Avec les contributions de Daron Acemoğlu, Sam Altman, Marc Andreessen, Lorenzo Castellani, Adam Curtis, Mario Draghi, He Jiayan, Marietje Schaake, Vladislav Sourkov, Peter Thiel, Svetlana Tikhanovskaïa, Jianwei Xun et Curtis Yarvin.
À découvrir en librairie et en s’abonnant à la revue.
Voyez-vous des situations où un président aurait tenté d’outrepasser les pouvoirs qui lui étaient conférés ?
C’est une vaste question ; cela dépend des cas.
Dans certains d’entre eux, comme celui de Lincoln, les limites ont été repoussées ; pour le second mandat de Trump, je n’ai rien vu de similaire.
Ce qui est remarquable, cependant, c’est que le simple fait d’appliquer les lois existantes peut perturber le statu quo.

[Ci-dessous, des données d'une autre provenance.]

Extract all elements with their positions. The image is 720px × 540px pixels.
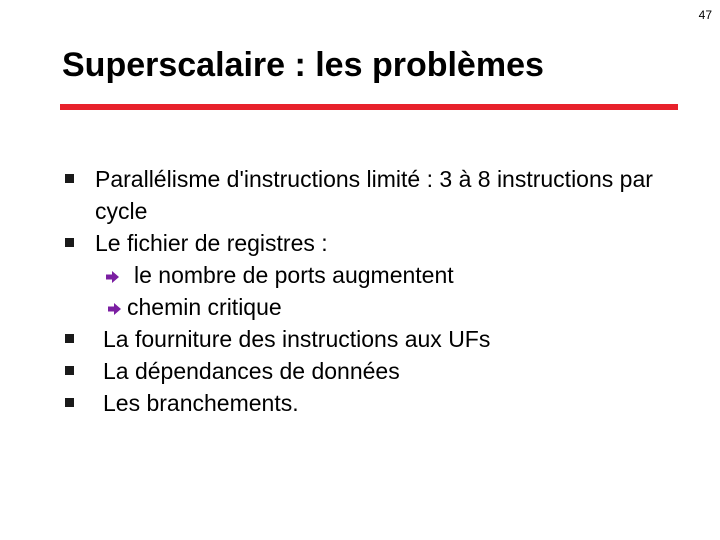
arrow-right-icon [104, 270, 121, 284]
bullet-text: La fourniture des instructions aux UFs [103, 326, 491, 352]
bullet-text: La dépendances de données [103, 358, 400, 384]
bullet-text: Parallélisme d'instructions limité : 3 à 8 instructions par cycle [95, 166, 653, 224]
sub-item-text: le nombre de ports augmentent [134, 262, 454, 288]
bullet-item-branches [64, 387, 684, 419]
page-number: 47 [698, 8, 712, 22]
bullet-list [64, 163, 684, 419]
arrow-right-icon [106, 302, 123, 316]
sub-item-port-count [95, 259, 684, 291]
square-bullet-icon [65, 398, 74, 407]
square-bullet-icon [65, 174, 74, 183]
slide-title: Superscalaire : les problèmes [62, 46, 544, 84]
square-bullet-icon [65, 334, 74, 343]
bullet-text: Les branchements. [103, 390, 299, 416]
sub-item-text: chemin critique [127, 294, 282, 320]
bullet-text: Le fichier de registres : [95, 230, 328, 256]
bullet-item-instruction-supply [64, 323, 684, 355]
bullet-item-instruction-parallelism [64, 163, 684, 227]
title-underline [60, 104, 678, 110]
bullet-item-data-dependencies [64, 355, 684, 387]
sub-item-critical-path [95, 291, 684, 323]
sub-bullet-list [95, 259, 684, 323]
square-bullet-icon [65, 238, 74, 247]
bullet-item-register-file [64, 227, 684, 323]
square-bullet-icon [65, 366, 74, 375]
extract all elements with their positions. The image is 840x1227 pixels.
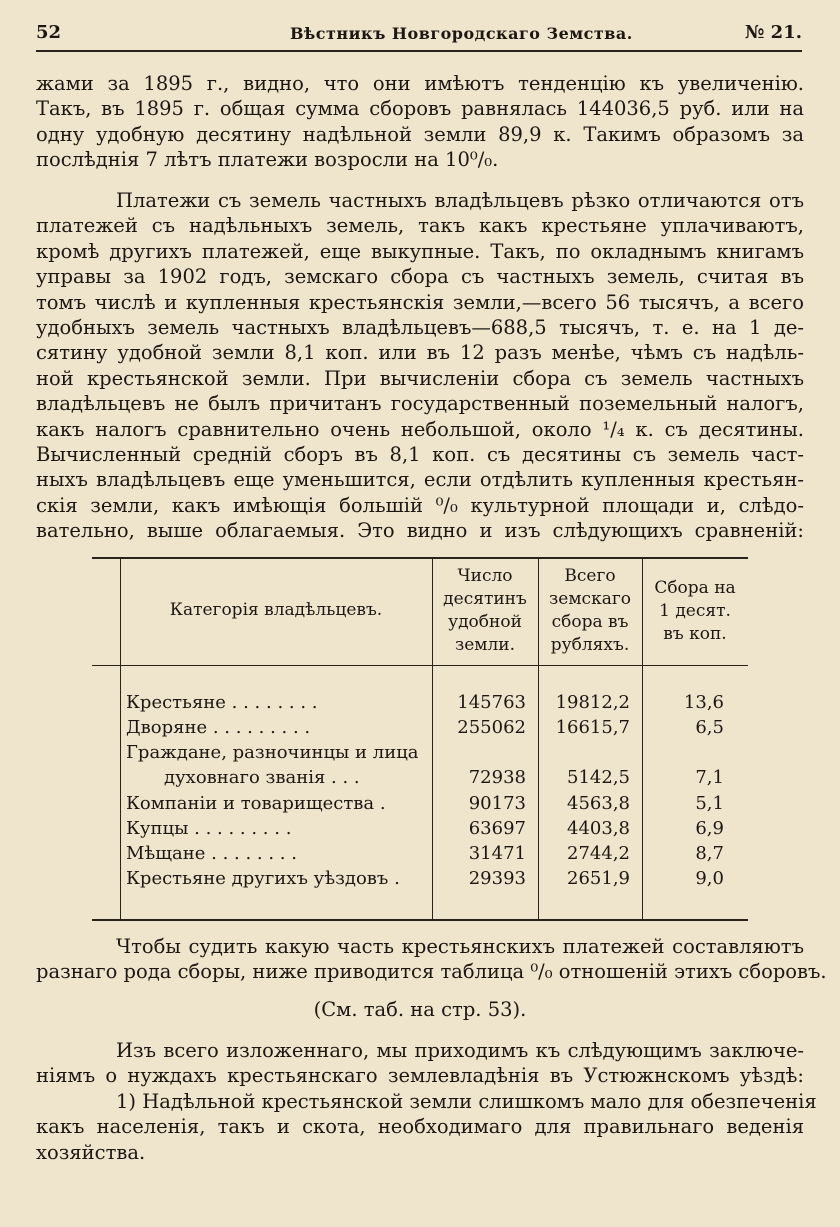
table-reference: (См. таб. на стр. 53). xyxy=(313,998,527,1021)
table-row xyxy=(92,717,748,742)
running-header xyxy=(36,20,802,52)
header-per-desyatina xyxy=(642,577,748,646)
table-row xyxy=(92,692,748,717)
paragraph-2 xyxy=(36,188,804,544)
header-line: земли. xyxy=(454,635,516,655)
row-total: 4403,8 xyxy=(567,818,630,839)
table-row xyxy=(92,793,748,818)
header-line: въ коп. xyxy=(663,624,727,644)
text-line: какъ населенія, такъ и скота, необходимаго для правильнаго веденія xyxy=(36,1115,804,1139)
row-category: Купцы . . . . . . . . . xyxy=(126,818,292,839)
row-per: 8,7 xyxy=(695,843,724,864)
text-line: Чтобы судить какую часть крестьянскихъ платежей составляютъ xyxy=(116,935,804,958)
row-total: 2744,2 xyxy=(567,843,630,864)
text-line: сятину удобной земли 8,1 коп. или въ 12 разъ менѣе, чѣмъ съ надѣль- xyxy=(36,341,804,365)
text-line: какъ налогъ сравнительно очень небольшой, около ¹/₄ к. съ десятины. xyxy=(36,417,804,441)
row-land: 90173 xyxy=(468,793,526,814)
header-line: сбора въ xyxy=(551,612,629,632)
paragraph-3 xyxy=(36,934,827,985)
journal-title: Вѣстникъ Новгородскаго Земства. xyxy=(290,24,633,43)
header-line: земскаго xyxy=(549,589,631,609)
text-line: одну удобную десятину надѣльной земли 89,9 к. Такимъ образомъ за xyxy=(36,122,804,146)
row-category: Дворяне . . . . . . . . . xyxy=(126,717,311,738)
header-category: Категорія владѣльцевъ. xyxy=(169,600,383,620)
row-total: 19812,2 xyxy=(555,692,630,713)
text-line: 1) Надѣльной крестьянской земли слишкомъ мало для обезпеченія xyxy=(116,1089,817,1113)
header-line: Всего xyxy=(564,566,616,586)
row-land: 255062 xyxy=(457,717,526,738)
row-category: Граждане, разночинцы и лица xyxy=(126,742,419,763)
row-category-continued: духовнаго званія . . . xyxy=(164,767,360,788)
table-row xyxy=(92,868,748,893)
row-land: 29393 xyxy=(468,868,526,889)
header-land xyxy=(432,565,538,657)
row-land: 63697 xyxy=(468,818,526,839)
row-total: 5142,5 xyxy=(567,767,630,788)
text-line: Такъ, въ 1895 г. общая сумма сборовъ равнялась 144036,5 руб. или на xyxy=(36,97,804,121)
row-per: 9,0 xyxy=(695,868,724,889)
row-category: Крестьяне . . . . . . . . xyxy=(126,692,318,713)
text-line: хозяйства. xyxy=(36,1140,146,1164)
header-line: 1 десят. xyxy=(659,601,731,621)
row-per: 7,1 xyxy=(695,767,724,788)
row-category: Компаніи и товарищества . xyxy=(126,793,386,814)
paragraph-1 xyxy=(36,71,804,173)
text-line: управы за 1902 годъ, земскаго сбора съ частныхъ земель, считая въ xyxy=(36,265,804,289)
table-row xyxy=(92,843,748,868)
header-line: Сбора на xyxy=(654,578,736,598)
text-line: удобныхъ земель частныхъ владѣльцевъ—688,5 тысячъ, т. е. на 1 де- xyxy=(36,316,804,340)
paragraph-4 xyxy=(36,1038,817,1165)
text-line: послѣднія 7 лѣтъ платежи возросли на 10⁰/₀. xyxy=(36,148,499,172)
row-category: Мѣщане . . . . . . . . xyxy=(126,843,297,864)
text-line: вательно, выше облагаемыя. Это видно и изъ слѣдующихъ сравненій: xyxy=(36,519,804,543)
row-total: 4563,8 xyxy=(567,793,630,814)
row-land: 31471 xyxy=(468,843,526,864)
issue-number: № 21. xyxy=(744,22,802,43)
header-line: Число xyxy=(457,566,513,586)
table-row xyxy=(92,767,748,792)
row-per: 13,6 xyxy=(683,692,724,713)
statistics-table xyxy=(92,557,748,921)
header-line: удобной xyxy=(448,612,522,632)
text-line: платежей съ надѣльныхъ земель, такъ какъ крестьяне уплачиваютъ, xyxy=(36,214,804,238)
row-land: 72938 xyxy=(468,767,526,788)
header-line: десятинъ xyxy=(443,589,527,609)
text-line: Вычисленный средній сборъ въ 8,1 коп. съ десятины съ земель част- xyxy=(36,443,804,467)
text-line: томъ числѣ и купленныя крестьянскія земли,—всего 56 тысячъ, а всего xyxy=(36,290,804,314)
row-category: Крестьяне другихъ уѣздовъ . xyxy=(126,868,400,889)
text-line: скія земли, какъ имѣющія большій ⁰/₀ культурной площади и, слѣдо- xyxy=(36,493,804,517)
row-total: 16615,7 xyxy=(555,717,630,738)
row-per: 6,9 xyxy=(695,818,724,839)
header-line: рубляхъ. xyxy=(550,635,630,655)
text-line: разнаго рода сборы, ниже приводится таблица ⁰/₀ отношеній этихъ сборовъ. xyxy=(36,960,827,984)
text-line: ныхъ владѣльцевъ еще уменьшится, если отдѣлить купленныя крестьян- xyxy=(36,468,804,492)
header-divider xyxy=(92,665,748,666)
table-row xyxy=(92,818,748,843)
page-number: 52 xyxy=(36,22,62,43)
row-land: 145763 xyxy=(457,692,526,713)
row-per: 6,5 xyxy=(695,717,724,738)
text-line: ной крестьянской земли. При вычисленіи сбора съ земель частныхъ xyxy=(36,366,804,390)
text-line: Изъ всего изложеннаго, мы приходимъ къ слѣдующимъ заключе- xyxy=(116,1039,804,1062)
table-row xyxy=(92,742,748,767)
row-per: 5,1 xyxy=(695,793,724,814)
text-line: жами за 1895 г., видно, что они имѣютъ тенденцію къ увеличенію. xyxy=(36,72,804,95)
text-line: владѣльцевъ не былъ причитанъ государственный поземельный налогъ, xyxy=(36,392,804,416)
row-total: 2651,9 xyxy=(567,868,630,889)
text-line: ніямъ о нуждахъ крестьянскаго землевладѣнія въ Устюжнскомъ уѣздѣ: xyxy=(36,1064,804,1088)
text-line: кромѣ другихъ платежей, еще выкупные. Такъ, по окладнымъ книгамъ xyxy=(36,239,804,263)
text-line: Платежи съ земель частныхъ владѣльцевъ рѣзко отличаются отъ xyxy=(116,189,804,212)
header-total xyxy=(538,565,642,657)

Par exemple, l’administration applique les lois sur les droits civiques dans l’enseignement supérieur, conformément à une décision de la Cour suprême de 2023, garantissant que les universités ne pratiquent pas de discrimination raciale ou d’autre forme de discrimination dans leurs procédures d’admission. Cette application utilise les pouvoirs déjà accordés par la loi 8.

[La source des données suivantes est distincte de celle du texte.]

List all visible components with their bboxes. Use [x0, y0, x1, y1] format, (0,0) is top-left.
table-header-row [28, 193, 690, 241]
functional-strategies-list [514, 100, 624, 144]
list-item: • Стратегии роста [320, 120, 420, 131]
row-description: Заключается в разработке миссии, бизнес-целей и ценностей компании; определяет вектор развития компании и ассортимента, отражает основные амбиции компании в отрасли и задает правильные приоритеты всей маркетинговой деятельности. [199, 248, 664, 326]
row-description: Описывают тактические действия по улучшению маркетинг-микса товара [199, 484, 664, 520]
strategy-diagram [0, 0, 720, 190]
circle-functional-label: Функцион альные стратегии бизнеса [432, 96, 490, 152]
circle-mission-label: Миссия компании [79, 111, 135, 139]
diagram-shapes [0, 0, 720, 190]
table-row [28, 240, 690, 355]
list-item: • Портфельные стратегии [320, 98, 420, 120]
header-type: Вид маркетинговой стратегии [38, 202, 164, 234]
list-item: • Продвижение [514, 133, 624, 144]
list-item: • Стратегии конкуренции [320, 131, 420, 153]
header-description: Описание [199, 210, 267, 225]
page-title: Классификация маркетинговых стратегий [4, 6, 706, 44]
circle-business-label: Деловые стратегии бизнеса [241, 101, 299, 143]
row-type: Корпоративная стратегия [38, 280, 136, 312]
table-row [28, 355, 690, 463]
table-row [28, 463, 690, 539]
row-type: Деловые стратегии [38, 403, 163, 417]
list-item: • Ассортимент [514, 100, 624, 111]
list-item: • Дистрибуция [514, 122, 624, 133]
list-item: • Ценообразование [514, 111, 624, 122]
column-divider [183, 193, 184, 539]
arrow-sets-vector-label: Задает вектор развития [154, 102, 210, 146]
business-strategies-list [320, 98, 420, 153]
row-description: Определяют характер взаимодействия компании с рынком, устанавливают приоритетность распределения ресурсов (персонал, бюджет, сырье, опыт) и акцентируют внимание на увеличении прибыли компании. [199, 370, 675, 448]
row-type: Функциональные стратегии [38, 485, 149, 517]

Partagez-vous le diagnostic des penseurs « post-libéraux » comme Patrick Deneen, qui estiment que le libéralisme aurait échoué aux États-Unis ?
Oui, tout à fait.
J’ai déjà abordé ce sujet — j’ai même écrit une critique du livre de Deneen, que je trouve remarquable. Son diagnostic est correct et perspicace.
Lorsqu’il l’a écrit pour la première fois, la solution qu’il proposait — une approche localiste dite du « front porch » 9 — ne découlait pas naturellement de sa critique de l’État libéral. Mais dans ses travaux ultérieurs sur l’« aristopopulisme » et le changement de régime, il a affiné son approche.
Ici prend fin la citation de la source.